Feeling more confident, I decided to move on to the next exercise. Starting to form some letters from Gemma’s guide sheet. Instantly I was all over the place again and the nib loudly scratching its way over the paper as it had before. I decided it was time to have a bit of a word with myself. To allow the day to happen, the skills to come and to take everything down a gear or two. I found some patience from somewhere, and stopped rushing to do everything.
Like many of us, I’m having to run full pelt most of the time to get everything done and to juggle work and family life. And this fast pace becomes a habit that’s hard to break if you’re not careful. One of the reasons I love to take part in creative workshops for the blog is because they remind me of the simple joy of making something with your hands. If you’re a creative person, it’s so important to find time to nurture this part of yourself.
After a few more lines, I realised I was now fully immersed in the slow concentration needed. I was really enjoying myself and so I was quick to volunteer to try out some of the metallic inks Gemma had brought along.
They come in a Metallic Gold Ink palette handmade in Germany by Finetec and are, according to Gemma, by far the best of the metallic inks available.
(You can buy them from Gemma’s etsy shop – including her own customised beautiful Rose Gold palette). These inks are made of mica, a natural mineral that offers a wide variety of metallic shades. The inks adhere to nearly all surfaces, from paper, card and vellum to sea shells, wood and glass.

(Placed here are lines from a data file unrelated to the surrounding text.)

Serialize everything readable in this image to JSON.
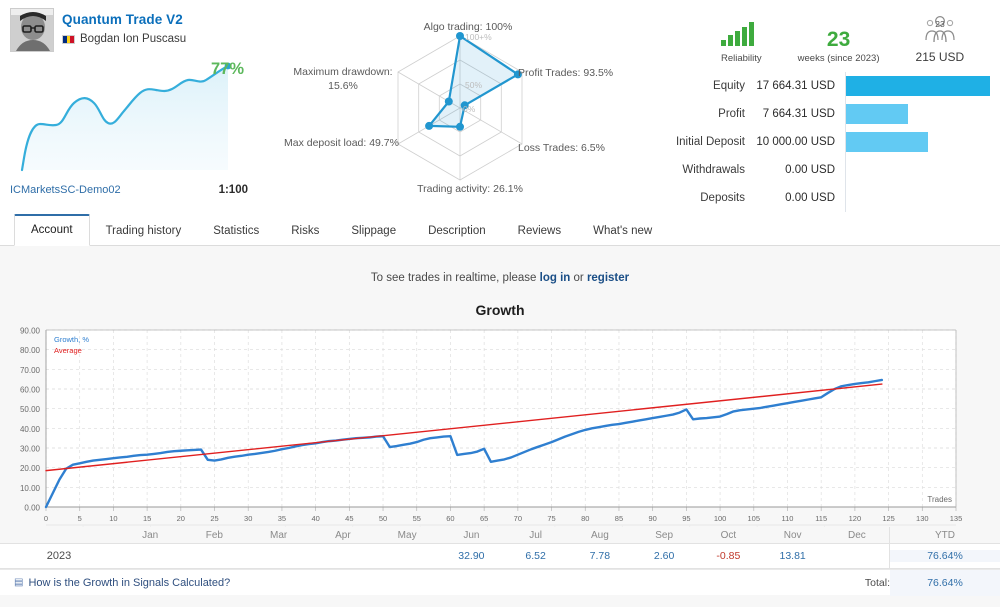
{
  "signal": {
    "name": "Quantum Trade V2",
    "author": "Bogdan Ion Puscasu",
    "flag_colors": [
      "#002B7F",
      "#FCD116",
      "#CE1126"
    ],
    "growth_badge": "77%",
    "broker": "ICMarketsSC-Demo02",
    "leverage": "1:100",
    "spark_color": "#35aedb"
  },
  "radar": {
    "inner_labels": [
      "100+%",
      "50%",
      "0%"
    ],
    "axes": [
      {
        "key": "algo_trading",
        "label": "Algo trading: 100%",
        "value": 100
      },
      {
        "key": "profit_trades",
        "label": "Profit Trades: 93.5%",
        "value": 93.5
      },
      {
        "key": "loss_trades",
        "label": "Loss Trades: 6.5%",
        "value": 6.5
      },
      {
        "key": "trading_activity",
        "label": "Trading activity: 26.1%",
        "value": 26.1
      },
      {
        "key": "max_deposit_load",
        "label": "Max deposit load: 49.7%",
        "value": 49.7
      },
      {
        "key": "max_drawdown",
        "label": "Maximum drawdown: 15.6%",
        "value": 15.6
      }
    ],
    "accent": "#2196cf"
  },
  "badges": {
    "reliability_caption": "Reliability",
    "reliability_color": "#3eab3e",
    "weeks_value": "23",
    "weeks_caption": "weeks (since 2023)",
    "subscribers_count": "23",
    "subscribers_price": "215 USD"
  },
  "bars": {
    "rows": [
      {
        "label": "Equity",
        "value": "17 664.31 USD",
        "pct": 100,
        "color": "#1fb0e5"
      },
      {
        "label": "Profit",
        "value": "7 664.31 USD",
        "pct": 43.4,
        "color": "#62caf3"
      },
      {
        "label": "Initial Deposit",
        "value": "10 000.00 USD",
        "pct": 56.6,
        "color": "#62caf3"
      },
      {
        "label": "Withdrawals",
        "value": "0.00 USD",
        "pct": 0,
        "color": "#62caf3"
      },
      {
        "label": "Deposits",
        "value": "0.00 USD",
        "pct": 0,
        "color": "#62caf3"
      }
    ]
  },
  "tabs": [
    {
      "label": "Account",
      "active": true
    },
    {
      "label": "Trading history",
      "active": false
    },
    {
      "label": "Statistics",
      "active": false
    },
    {
      "label": "Risks",
      "active": false
    },
    {
      "label": "Slippage",
      "active": false
    },
    {
      "label": "Description",
      "active": false
    },
    {
      "label": "Reviews",
      "active": false
    },
    {
      "label": "What's new",
      "active": false
    }
  ],
  "realtime": {
    "prefix": "To see trades in realtime, please ",
    "login": "log in",
    "middle": " or ",
    "register": "register"
  },
  "monthly": {
    "year": "2023",
    "months": [
      "Jan",
      "Feb",
      "Mar",
      "Apr",
      "May",
      "Jun",
      "Jul",
      "Aug",
      "Sep",
      "Oct",
      "Nov",
      "Dec"
    ],
    "values": [
      "",
      "",
      "",
      "",
      "",
      "32.90",
      "6.52",
      "7.78",
      "2.60",
      "-0.85",
      "13.81",
      ""
    ],
    "ytd_header": "YTD",
    "ytd_value": "76.64%",
    "total_label": "Total:",
    "total_value": "76.64%"
  },
  "footer": {
    "calc_link": "How is the Growth in Signals Calculated?"
  },
  "chart_data": {
    "type": "line",
    "title": "Growth",
    "xlabel": "Trades",
    "ylabel": "",
    "xlim": [
      0,
      135
    ],
    "ylim": [
      0,
      90
    ],
    "xticks": [
      0,
      5,
      10,
      15,
      20,
      25,
      30,
      35,
      40,
      45,
      50,
      55,
      60,
      65,
      70,
      75,
      80,
      85,
      90,
      95,
      100,
      105,
      110,
      115,
      120,
      125,
      130,
      135
    ],
    "yticks": [
      "0.00",
      "10.00",
      "20.00",
      "30.00",
      "40.00",
      "50.00",
      "60.00",
      "70.00",
      "80.00",
      "90.00"
    ],
    "grid": true,
    "legend": [
      "Growth, %",
      "Average"
    ],
    "legend_position": "top-left",
    "month_bands": [
      {
        "label": "Jan",
        "x": 11
      },
      {
        "label": "Feb",
        "x": 21
      },
      {
        "label": "Mar",
        "x": 31
      },
      {
        "label": "Apr",
        "x": 41
      },
      {
        "label": "May",
        "x": 51
      },
      {
        "label": "Jun",
        "x": 61
      },
      {
        "label": "Jul",
        "x": 71
      },
      {
        "label": "Aug",
        "x": 81
      },
      {
        "label": "Sep",
        "x": 91
      },
      {
        "label": "Oct",
        "x": 101
      },
      {
        "label": "Nov",
        "x": 111
      },
      {
        "label": "Dec",
        "x": 121
      }
    ],
    "series": [
      {
        "name": "Growth, %",
        "color": "#2f7fd0",
        "x": [
          0,
          1,
          2,
          3,
          4,
          5,
          6,
          7,
          8,
          9,
          10,
          11,
          12,
          13,
          14,
          15,
          16,
          17,
          18,
          19,
          20,
          21,
          22,
          23,
          24,
          25,
          26,
          27,
          28,
          29,
          30,
          31,
          32,
          33,
          34,
          35,
          36,
          37,
          38,
          39,
          40,
          41,
          42,
          43,
          44,
          45,
          46,
          47,
          48,
          49,
          50,
          51,
          52,
          53,
          54,
          55,
          56,
          57,
          58,
          59,
          60,
          61,
          62,
          63,
          64,
          65,
          66,
          67,
          68,
          69,
          70,
          71,
          72,
          73,
          74,
          75,
          76,
          77,
          78,
          79,
          80,
          81,
          82,
          83,
          84,
          85,
          86,
          87,
          88,
          89,
          90,
          91,
          92,
          93,
          94,
          95,
          96,
          97,
          98,
          99,
          100,
          101,
          102,
          103,
          104,
          105,
          106,
          107,
          108,
          109,
          110,
          111,
          112,
          113,
          114,
          115,
          116,
          117,
          118,
          119,
          120,
          121,
          122,
          123,
          124
        ],
        "y": [
          0,
          7,
          14,
          19.5,
          21.5,
          22.2,
          23.0,
          23.6,
          24.0,
          24.4,
          24.8,
          25.2,
          25.5,
          26.0,
          26.4,
          26.6,
          27.0,
          27.4,
          28.0,
          28.4,
          28.6,
          28.8,
          29.0,
          29.2,
          24.0,
          23.6,
          24.2,
          25.0,
          25.6,
          26.0,
          26.6,
          27.0,
          27.5,
          28.0,
          28.6,
          29.4,
          30.0,
          30.8,
          31.5,
          32.0,
          32.4,
          33.0,
          33.5,
          33.8,
          34.2,
          34.6,
          35.0,
          35.2,
          35.4,
          35.8,
          36.0,
          30.5,
          31.0,
          31.6,
          32.2,
          33.0,
          34.2,
          35.0,
          35.4,
          35.8,
          36.0,
          26.5,
          27.0,
          27.4,
          28.2,
          29.6,
          23.0,
          23.6,
          24.2,
          25.2,
          26.6,
          28.0,
          29.4,
          30.6,
          31.8,
          33.0,
          34.4,
          35.8,
          37.0,
          38.2,
          39.2,
          40.0,
          40.6,
          41.2,
          41.8,
          42.2,
          42.8,
          43.4,
          44.0,
          44.6,
          45.2,
          45.8,
          46.4,
          47.0,
          48.0,
          49.6,
          44.6,
          45.0,
          45.2,
          45.6,
          46.0,
          47.2,
          48.6,
          49.2,
          49.6,
          50.0,
          50.4,
          51.0,
          51.6,
          52.2,
          52.8,
          53.4,
          54.0,
          54.6,
          55.2,
          55.8,
          58.0,
          60.0,
          61.4,
          62.0,
          62.6,
          63.0,
          63.4,
          64.0,
          64.6,
          65.0
        ]
      },
      {
        "name": "Average",
        "color": "#e02020",
        "x": [
          0,
          124
        ],
        "y": [
          18.5,
          62.5
        ]
      }
    ]
  }
}
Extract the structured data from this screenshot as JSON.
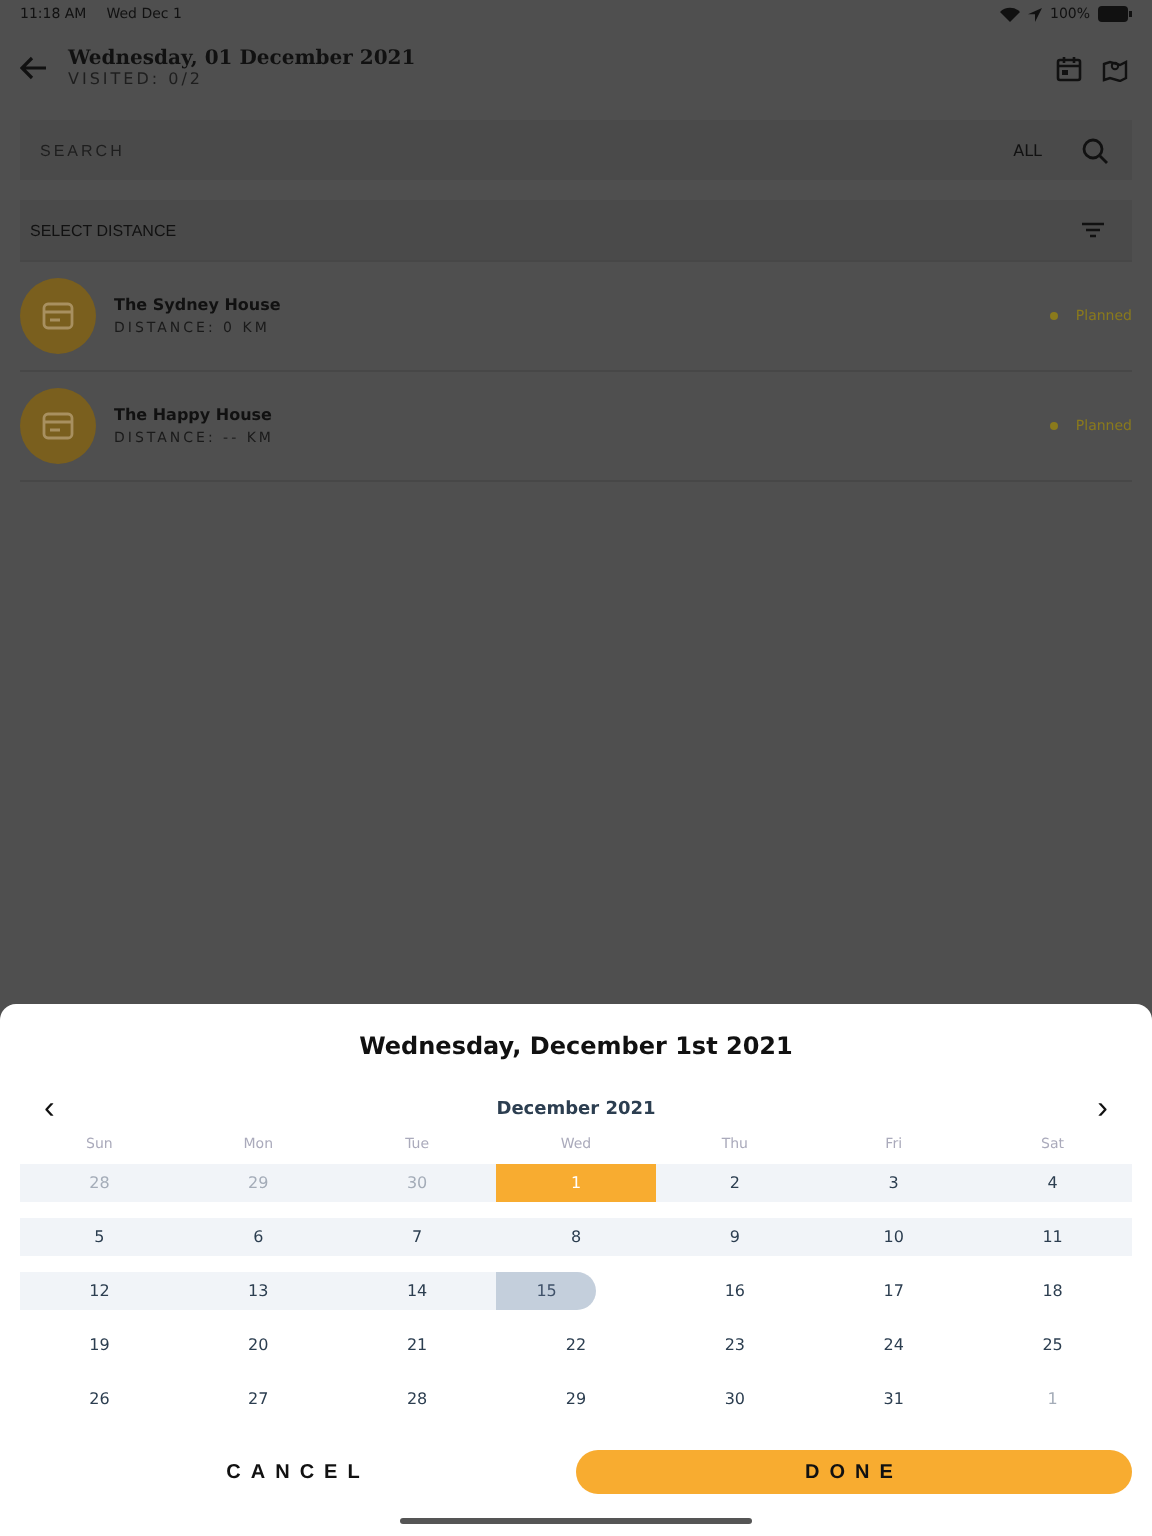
{
  "status_bar": {
    "time": "11:18 AM",
    "date": "Wed Dec 1",
    "battery": "100%"
  },
  "header": {
    "title": "Wednesday, 01 December 2021",
    "subtitle": "VISITED: 0/2"
  },
  "search": {
    "placeholder": "SEARCH",
    "filter": "ALL"
  },
  "distance_select": {
    "label": "SELECT DISTANCE"
  },
  "places": [
    {
      "name": "The Sydney House",
      "distance": "DISTANCE: 0 KM",
      "status": "Planned",
      "color": "#8a7a1c"
    },
    {
      "name": "The Happy House",
      "distance": "DISTANCE: -- KM",
      "status": "Planned",
      "color": "#8a7a1c"
    }
  ],
  "date_picker": {
    "title": "Wednesday, December 1st 2021",
    "month": "December 2021",
    "prev": "‹",
    "next": "›",
    "weekdays": [
      "Sun",
      "Mon",
      "Tue",
      "Wed",
      "Thu",
      "Fri",
      "Sat"
    ],
    "weeks": [
      [
        {
          "day": "28",
          "kind": "outside_shaded"
        },
        {
          "day": "29",
          "kind": "outside_shaded"
        },
        {
          "day": "30",
          "kind": "outside_shaded"
        },
        {
          "day": "1",
          "kind": "selected"
        },
        {
          "day": "2",
          "kind": "shaded"
        },
        {
          "day": "3",
          "kind": "shaded"
        },
        {
          "day": "4",
          "kind": "shaded"
        }
      ],
      [
        {
          "day": "5",
          "kind": "shaded"
        },
        {
          "day": "6",
          "kind": "shaded"
        },
        {
          "day": "7",
          "kind": "shaded"
        },
        {
          "day": "8",
          "kind": "shaded"
        },
        {
          "day": "9",
          "kind": "shaded"
        },
        {
          "day": "10",
          "kind": "shaded"
        },
        {
          "day": "11",
          "kind": "shaded"
        }
      ],
      [
        {
          "day": "12",
          "kind": "shaded"
        },
        {
          "day": "13",
          "kind": "shaded"
        },
        {
          "day": "14",
          "kind": "shaded"
        },
        {
          "day": "15",
          "kind": "today"
        },
        {
          "day": "16",
          "kind": "normal"
        },
        {
          "day": "17",
          "kind": "normal"
        },
        {
          "day": "18",
          "kind": "normal"
        }
      ],
      [
        {
          "day": "19",
          "kind": "normal"
        },
        {
          "day": "20",
          "kind": "normal"
        },
        {
          "day": "21",
          "kind": "normal"
        },
        {
          "day": "22",
          "kind": "normal"
        },
        {
          "day": "23",
          "kind": "normal"
        },
        {
          "day": "24",
          "kind": "normal"
        },
        {
          "day": "25",
          "kind": "normal"
        }
      ],
      [
        {
          "day": "26",
          "kind": "normal"
        },
        {
          "day": "27",
          "kind": "normal"
        },
        {
          "day": "28",
          "kind": "normal"
        },
        {
          "day": "29",
          "kind": "normal"
        },
        {
          "day": "30",
          "kind": "normal"
        },
        {
          "day": "31",
          "kind": "normal"
        },
        {
          "day": "1",
          "kind": "outside"
        }
      ]
    ],
    "cancel": "CANCEL",
    "done": "DONE"
  }
}
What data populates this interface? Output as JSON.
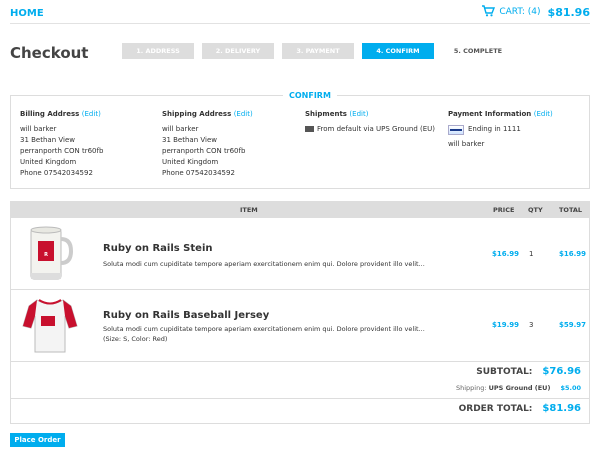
{
  "header": {
    "home_label": "HOME",
    "cart_label": "CART: (4)",
    "cart_total": "$81.96"
  },
  "page_title": "Checkout",
  "steps": [
    {
      "label": "1. ADDRESS",
      "state": "done"
    },
    {
      "label": "2. DELIVERY",
      "state": "done"
    },
    {
      "label": "3. PAYMENT",
      "state": "done"
    },
    {
      "label": "4. CONFIRM",
      "state": "active"
    },
    {
      "label": "5. COMPLETE",
      "state": "pending"
    }
  ],
  "confirm": {
    "legend": "CONFIRM",
    "billing": {
      "title": "Billing Address",
      "edit": "(Edit)",
      "lines": [
        "will barker",
        "31 Bethan View",
        "perranporth CON tr60fb",
        "United Kingdom",
        "Phone 07542034592"
      ]
    },
    "shipping": {
      "title": "Shipping Address",
      "edit": "(Edit)",
      "lines": [
        "will barker",
        "31 Bethan View",
        "perranporth CON tr60fb",
        "United Kingdom",
        "Phone 07542034592"
      ]
    },
    "shipments": {
      "title": "Shipments",
      "edit": "(Edit)",
      "line": "From default via UPS Ground (EU)"
    },
    "payment": {
      "title": "Payment Information",
      "edit": "(Edit)",
      "card_line": "Ending in 1111",
      "name": "will barker"
    }
  },
  "table": {
    "headers": {
      "item": "ITEM",
      "price": "PRICE",
      "qty": "QTY",
      "total": "TOTAL"
    },
    "items": [
      {
        "name": "Ruby on Rails Stein",
        "description": "Soluta modi cum cupiditate tempore aperiam exercitationem enim qui. Dolore provident illo velit...",
        "price": "$16.99",
        "qty": "1",
        "total": "$16.99"
      },
      {
        "name": "Ruby on Rails Baseball Jersey",
        "description": "Soluta modi cum cupiditate tempore aperiam exercitationem enim qui. Dolore provident illo velit... (Size: S, Color: Red)",
        "price": "$19.99",
        "qty": "3",
        "total": "$59.97"
      }
    ]
  },
  "summary": {
    "subtotal_label": "SUBTOTAL:",
    "subtotal_value": "$76.96",
    "shipping_prefix": "Shipping:",
    "shipping_method": "UPS Ground (EU)",
    "shipping_value": "$5.00",
    "order_total_label": "ORDER TOTAL:",
    "order_total_value": "$81.96"
  },
  "place_order_label": "Place Order",
  "colors": {
    "accent": "#00adee",
    "step_inactive": "#dddddd"
  }
}
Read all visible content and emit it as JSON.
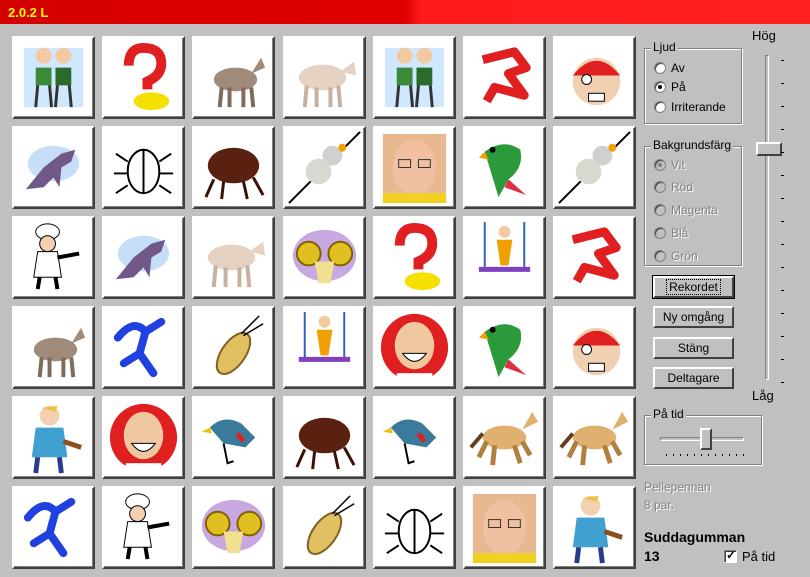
{
  "window": {
    "title": "2.0.2 L"
  },
  "cards": [
    [
      "boys",
      "question",
      "donkey",
      "cow",
      "boys",
      "red-runner",
      "pirate"
    ],
    [
      "dinosaur",
      "beetle",
      "flea",
      "snowman",
      "face",
      "parrot",
      "snowman"
    ],
    [
      "chef",
      "dinosaur",
      "cow",
      "ram",
      "question",
      "trapeze",
      "red-runner"
    ],
    [
      "donkey",
      "blue-runner",
      "cockroach",
      "trapeze",
      "laughing-man",
      "parrot",
      "pirate"
    ],
    [
      "carpenter",
      "laughing-man",
      "finch",
      "flea",
      "finch",
      "horse",
      "horse"
    ],
    [
      "blue-runner",
      "chef",
      "ram",
      "cockroach",
      "beetle",
      "face",
      "carpenter"
    ]
  ],
  "sound": {
    "label": "Ljud",
    "options": [
      "Av",
      "På",
      "Irriterande"
    ],
    "selected": "På"
  },
  "background": {
    "label": "Bakgrundsfärg",
    "options": [
      "Vit",
      "Röd",
      "Magenta",
      "Blå",
      "Grön"
    ],
    "selected": "Vit",
    "enabled": false
  },
  "buttons": {
    "records": "Rekordet",
    "new_round": "Ny omgång",
    "close": "Stäng",
    "players": "Deltagare"
  },
  "volume": {
    "high_label": "Hög",
    "low_label": "Låg",
    "level": 0.29
  },
  "timer": {
    "label": "På tid",
    "level": 0.55
  },
  "opponent": {
    "name": "Pellepennan",
    "pairs": "8 par."
  },
  "player": {
    "name": "Suddagumman",
    "score": "13",
    "timed_label": "På tid",
    "timed": true
  },
  "colors": {
    "titlebar": "#d40000",
    "title_text": "#ffff00",
    "face": "#c0c0c0"
  }
}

Gemma showed us the technique to using them. First, you add a few drops of water to your chosen colour block and mix with a paint brush. Wait a moment or two for the water to activate the ink. Then use the brush to load up the end of your nib with the ink. Tip the nib the right way up and let any excess drip away before you start.
Silvery gold ink
I chose a silvery gold colour called Gold Pearl and had a go at writing ‘Snow’ using the guide sheets. It’s not an exaggeration to say that I totally fell in love with this beautiful shimmery ink. The word ‘Snow’ actually worked on my practice paper. So I decided to be brave and have a go at creating it on one of my gift tags. It worked really well! And I loved the way the silvery gold contrasts with the dark blue paper.
Practice makes perfect
The morning had flown by and it was soon time to pack up our boxes. Gemma wrote out individual sheets of Christmassy words for each of us to take away. This was a great idea as it means I have all the words I want for my Christmas tags and cards ready to copy. It would take practice to work out how to join the letters together from scratch.
I am now totally and utterly hooked on contemporary calligraphy and keen to practice and improve. The goal is to learn how different letters join together to form words. Without having to look it up each time or to trace it out first with pencil.
For now, I’m just delighted with my new-found skill. I am planning to create all my gift tags and shimmery hand-inked Christmas cards this week, so I’ll add the images here – if they turn out okay!